Mama would give him a long saucy look and say, “He's almost as good-looking as you, y'know that?”
That would make Daddy laugh and puff up with pride and they'd end up hugging and cuddling together in one corner of the front seat so Little Joe and I could better see the screen. It didn't matter that the windows of the car were sometimes foggy and hard to see through because of damaged, fuzzy places on them. Mama and Daddy wiped them constantly with a towel at such times to clear the view. Time with my family made me feel warm and snuggly.
Happy.
I enjoyed home.
But getting to spend the entire summer with Nellie Jane was a dream come true.
I was ecstatic, convinced that Heaven itself was floating down and settling on the Melton farm. What fun to dive into a passel of kids who looked and behaved remarkably like Ma and Pa Kettle's brood.

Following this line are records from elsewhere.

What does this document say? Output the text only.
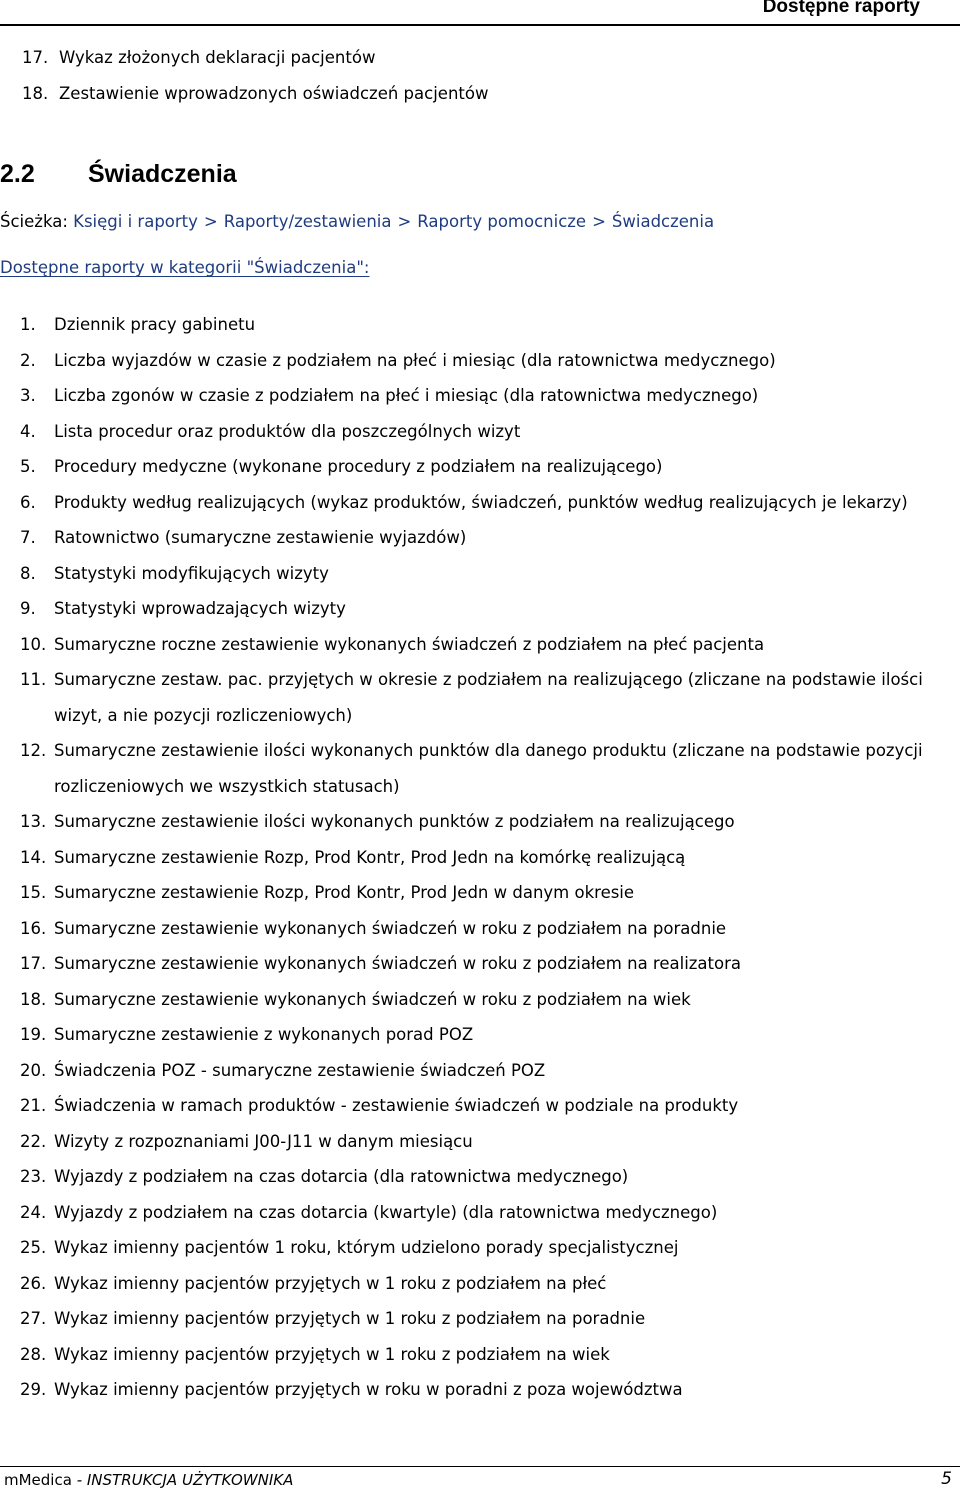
Dostępne raporty
17. Wykaz złożonych deklaracji pacjentów
18. Zestawienie wprowadzonych oświadczeń pacjentów
2.2 Świadczenia
Ścieżka: Księgi i raporty > Raporty/zestawienia > Raporty pomocnicze > Świadczenia
Dostępne raporty w kategorii "Świadczenia":
1.	Dziennik pracy gabinetu
2.	Liczba wyjazdów w czasie z podziałem na płeć i miesiąc (dla ratownictwa medycznego)
3.	Liczba zgonów w czasie z podziałem na płeć i miesiąc (dla ratownictwa medycznego)
4.	Lista procedur oraz produktów dla poszczególnych wizyt
5.	Procedury medyczne (wykonane procedury z podziałem na realizującego)
6.	Produkty według realizujących (wykaz produktów, świadczeń, punktów według realizujących je lekarzy)
7.	Ratownictwo (sumaryczne zestawienie wyjazdów)
8.	Statystyki modyfikujących wizyty
9.	Statystyki wprowadzających wizyty
10. Sumaryczne roczne zestawienie wykonanych świadczeń z podziałem na płeć pacjenta
11. Sumaryczne zestaw. pac. przyjętych w okresie z podziałem na realizującego (zliczane na podstawie ilości wizyt, a nie pozycji rozliczeniowych)
12. Sumaryczne zestawienie ilości wykonanych punktów dla danego produktu (zliczane na podstawie pozycji rozliczeniowych we wszystkich statusach)
13. Sumaryczne zestawienie ilości wykonanych punktów z podziałem na realizującego
14. Sumaryczne zestawienie Rozp, Prod Kontr, Prod Jedn na komórkę realizującą
15. Sumaryczne zestawienie Rozp, Prod Kontr, Prod Jedn w danym okresie
16. Sumaryczne zestawienie wykonanych świadczeń w roku z podziałem na poradnie
17. Sumaryczne zestawienie wykonanych świadczeń w roku z podziałem na realizatora
18. Sumaryczne zestawienie wykonanych świadczeń w roku z podziałem na wiek
19. Sumaryczne zestawienie z wykonanych porad POZ
20. Świadczenia POZ - sumaryczne zestawienie świadczeń POZ
21. Świadczenia w ramach produktów - zestawienie świadczeń w podziale na produkty
22. Wizyty z rozpoznaniami J00-J11 w danym miesiącu
23. Wyjazdy z podziałem na czas dotarcia (dla ratownictwa medycznego)
24. Wyjazdy z podziałem na czas dotarcia (kwartyle) (dla ratownictwa medycznego)
25. Wykaz imienny pacjentów 1 roku, którym udzielono porady specjalistycznej
26. Wykaz imienny pacjentów przyjętych w 1 roku z podziałem na płeć
27. Wykaz imienny pacjentów przyjętych w 1 roku z podziałem na poradnie
28. Wykaz imienny pacjentów przyjętych w 1 roku z podziałem na wiek
29. Wykaz imienny pacjentów przyjętych w roku w poradni z poza województwa
mMedica - INSTRUKCJA UŻYTKOWNIKA	5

No kid could have been happier than me at the turn of events. And when I was happy, so was my little brother.
Those first days on the farm were idyllic because I was the new kid perched on the kitchen bench and for a few short days, I received a small dose of preferential treatment. Mostly, it meant getting first dibs on the biscuits, sausage and gravy. On the rare occasions we had fried chicken, I was rewarded a drumstick. That celebration of me didn't last long, however, because those Melton boys had the manners of feral hogs.